Prove Total Kinetic Energy of a Rotating System about 3 Axes

[pardesi]

how does one prove this
if a system is rotating about three different perpendicular axes then
total kinetic energy of the system is
$$T=\frac{I_{x}\omega_{x}^{2}}{2} + \frac{I_{y}\omega_{y}^{2}}{2}+\frac{I_{z}\omega_{z}^{2}}{2}$$

 

[AlephZero]

Consider the body as a set of particles.

$$T = \frac{1}{2}\iiint \rho (\dot x^2 + \dot y^2 + \dot z^2) dx\,dy\,dz$$

Then write the translational velocity at (x,y,z) in terms of the rotation velocities and the position (the 3-D version of $$v = r\omega$$).

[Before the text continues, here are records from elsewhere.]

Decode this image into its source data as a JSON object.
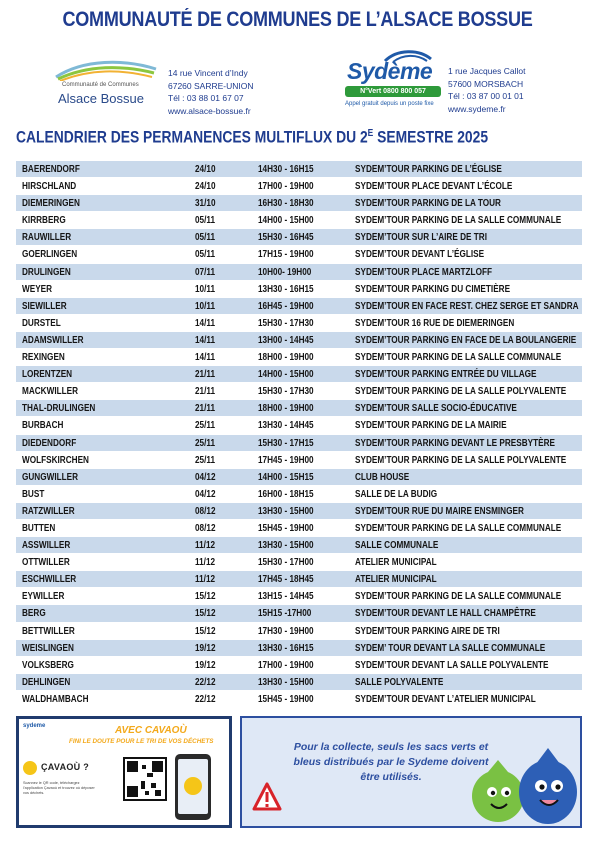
{
  "header": {
    "title": "COMMUNAUTÉ DE COMMUNES DE L’ALSACE BOSSUE"
  },
  "ccab": {
    "logo_small": "Communauté de Communes",
    "logo_big": "Alsace Bossue",
    "address": [
      "14 rue Vincent d’Indy",
      "67260 SARRE-UNION",
      "Tél : 03 88 01 67 07",
      "www.alsace-bossue.fr"
    ]
  },
  "sydeme": {
    "logo_name": "Sydème",
    "green_band": "N°Vert 0800 800 057",
    "tagline": "Appel gratuit depuis un poste fixe",
    "address": [
      "1 rue Jacques Callot",
      "57600 MORSBACH",
      "Tél : 03 87 00 01 01",
      "www.sydeme.fr"
    ]
  },
  "calendar": {
    "title_main": "CALENDRIER DES PERMANENCES MULTIFLUX DU 2",
    "title_sup": "E",
    "title_end": " SEMESTRE 2025",
    "rows": [
      {
        "town": "BAERENDORF",
        "date": "24/10",
        "time": "14H30 - 16H15",
        "place": "SYDEM’TOUR PARKING DE L’ÉGLISE"
      },
      {
        "town": "HIRSCHLAND",
        "date": "24/10",
        "time": "17H00 - 19H00",
        "place": "SYDEM’TOUR PLACE DEVANT L’ÉCOLE"
      },
      {
        "town": "DIEMERINGEN",
        "date": "31/10",
        "time": "16H30 - 18H30",
        "place": "SYDEM’TOUR PARKING DE LA TOUR"
      },
      {
        "town": "KIRRBERG",
        "date": "05/11",
        "time": "14H00 - 15H00",
        "place": "SYDEM’TOUR PARKING DE LA SALLE COMMUNALE"
      },
      {
        "town": "RAUWILLER",
        "date": "05/11",
        "time": "15H30 - 16H45",
        "place": "SYDEM’TOUR SUR L’AIRE DE TRI"
      },
      {
        "town": "GOERLINGEN",
        "date": "05/11",
        "time": "17H15 - 19H00",
        "place": "SYDEM’TOUR DEVANT L’ÉGLISE"
      },
      {
        "town": "DRULINGEN",
        "date": "07/11",
        "time": "10H00- 19H00",
        "place": "SYDEM’TOUR PLACE MARTZLOFF"
      },
      {
        "town": "WEYER",
        "date": "10/11",
        "time": "13H30 - 16H15",
        "place": "SYDEM’TOUR PARKING DU CIMETIÈRE"
      },
      {
        "town": "SIEWILLER",
        "date": "10/11",
        "time": "16H45 - 19H00",
        "place": "SYDEM’TOUR EN FACE REST. CHEZ SERGE ET SANDRA"
      },
      {
        "town": "DURSTEL",
        "date": "14/11",
        "time": "15H30 - 17H30",
        "place": "SYDEM’TOUR 16 RUE DE DIEMERINGEN"
      },
      {
        "town": "ADAMSWILLER",
        "date": "14/11",
        "time": "13H00 - 14H45",
        "place": "SYDEM’TOUR PARKING EN FACE DE LA BOULANGERIE"
      },
      {
        "town": "REXINGEN",
        "date": "14/11",
        "time": "18H00 - 19H00",
        "place": "SYDEM’TOUR PARKING DE LA SALLE COMMUNALE"
      },
      {
        "town": "LORENTZEN",
        "date": "21/11",
        "time": "14H00 - 15H00",
        "place": "SYDEM’TOUR PARKING ENTRÉE DU VILLAGE"
      },
      {
        "town": "MACKWILLER",
        "date": "21/11",
        "time": "15H30 - 17H30",
        "place": "SYDEM’TOUR PARKING DE LA SALLE POLYVALENTE"
      },
      {
        "town": "THAL-DRULINGEN",
        "date": "21/11",
        "time": "18H00 - 19H00",
        "place": "SYDEM’TOUR SALLE SOCIO-ÉDUCATIVE"
      },
      {
        "town": "BURBACH",
        "date": "25/11",
        "time": "13H30 - 14H45",
        "place": "SYDEM’TOUR PARKING DE LA MAIRIE"
      },
      {
        "town": "DIEDENDORF",
        "date": "25/11",
        "time": "15H30 - 17H15",
        "place": "SYDEM’TOUR PARKING DEVANT LE PRESBYTÈRE"
      },
      {
        "town": "WOLFSKIRCHEN",
        "date": "25/11",
        "time": "17H45 - 19H00",
        "place": "SYDEM’TOUR PARKING DE LA SALLE POLYVALENTE"
      },
      {
        "town": "GUNGWILLER",
        "date": "04/12",
        "time": "14H00 - 15H15",
        "place": "CLUB HOUSE"
      },
      {
        "town": "BUST",
        "date": "04/12",
        "time": "16H00 - 18H15",
        "place": "SALLE DE LA BUDIG"
      },
      {
        "town": "RATZWILLER",
        "date": "08/12",
        "time": "13H30 - 15H00",
        "place": "SYDEM’TOUR RUE DU MAIRE ENSMINGER"
      },
      {
        "town": "BUTTEN",
        "date": "08/12",
        "time": "15H45 - 19H00",
        "place": "SYDEM’TOUR PARKING DE LA SALLE COMMUNALE"
      },
      {
        "town": "ASSWILLER",
        "date": "11/12",
        "time": "13H30 - 15H00",
        "place": "SALLE COMMUNALE"
      },
      {
        "town": "OTTWILLER",
        "date": "11/12",
        "time": "15H30 - 17H00",
        "place": "ATELIER MUNICIPAL"
      },
      {
        "town": "ESCHWILLER",
        "date": "11/12",
        "time": "17H45 - 18H45",
        "place": "ATELIER MUNICIPAL"
      },
      {
        "town": "EYWILLER",
        "date": "15/12",
        "time": "13H15 - 14H45",
        "place": "SYDEM’TOUR PARKING DE LA SALLE COMMUNALE"
      },
      {
        "town": "BERG",
        "date": "15/12",
        "time": "15H15 -17H00",
        "place": "SYDEM’TOUR DEVANT LE HALL CHAMPÊTRE"
      },
      {
        "town": "BETTWILLER",
        "date": "15/12",
        "time": "17H30 - 19H00",
        "place": "SYDEM’TOUR PARKING AIRE DE TRI"
      },
      {
        "town": "WEISLINGEN",
        "date": "19/12",
        "time": "13H30 - 16H15",
        "place": "SYDEM’ TOUR DEVANT LA SALLE COMMUNALE"
      },
      {
        "town": "VOLKSBERG",
        "date": "19/12",
        "time": "17H00 - 19H00",
        "place": "SYDEM’TOUR DEVANT LA SALLE POLYVALENTE"
      },
      {
        "town": "DEHLINGEN",
        "date": "22/12",
        "time": "13H30 - 15H00",
        "place": "SALLE POLYVALENTE"
      },
      {
        "town": "WALDHAMBACH",
        "date": "22/12",
        "time": "15H45 - 19H00",
        "place": "SYDEM’TOUR DEVANT L’ATELIER MUNICIPAL"
      }
    ]
  },
  "cavaou": {
    "logo": "sydeme",
    "title": "AVEC CAVAOÙ",
    "subtitle": "FINI LE DOUTE POUR LE TRI DE VOS DÉCHETS",
    "brand": "ÇAVAOÙ ?",
    "small_text": "Scannez le QR code, téléchargez l’application Çavaoù et trouvez où déposer vos déchets."
  },
  "notice": {
    "text": "Pour la collecte, seuls les sacs verts et bleus distribués par le Sydeme doivent être utilisés.",
    "warning_icon": "warning-triangle-icon",
    "mascots": "green-blue-bag-mascots"
  },
  "colors": {
    "title_blue": "#1f3c8f",
    "row_stripe": "#c9d9eb",
    "accent_yellow": "#f3a91b",
    "notice_bg": "#dfe8f6",
    "sydeme_green": "#2e9a3a"
  }
}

Rearrange the result and the integrals that define $$I_x$$ etc will appear.

 

[olgranpappy]

well, in general you'll find:
$$T=\frac{1}{2}\sum_{i,j}I_{ij}\omega_i\omega_j$$
then you can change coordinates to diagonalize the I tensor... or, if you made a good choice to begin with the tensor will already be diagonal giving you the expression you want.

 

[olgranpappy]

...(the 3-D version of $$v = r\omega$$).

I.e.
$$\vec v = \vec \omega \times \vec r$$
or
$$v_i = \epsilon_{ijk}\omega_j r_k$$

And use the definition
$$I_{ij}=\int\rho\left( r^2\delta_{ij}-r_ir_j \right)$$

 

[Andrew Mason]

how does one prove this
if a system is rotating about three different perpendicular axes then
total kinetic energy of the system is
$$T=\frac{I_{x}\omega_{x}^{2}}{2} + \frac{I_{y}\omega_{y}^{2}}{2}+\frac{I_{z}\omega_{z}^{2}}{2}$$

I think you can start with the given that:

$$KE = \frac{1}{2}I|\vec\omega|^2$$

What is the square of the length of the vector $\omega$ in terms of the x, y and z components?

AM

 

[olgranpappy]

I think you can start with the given that:

$$KE = \frac{1}{2}I|\vec\omega|^2$$

What is the square of the length of the vector $\omega$ in terms of the x, y and z components?

AM

no. he can't start with that. Only in the special case of
$$I_x=I_y=I_z=I$$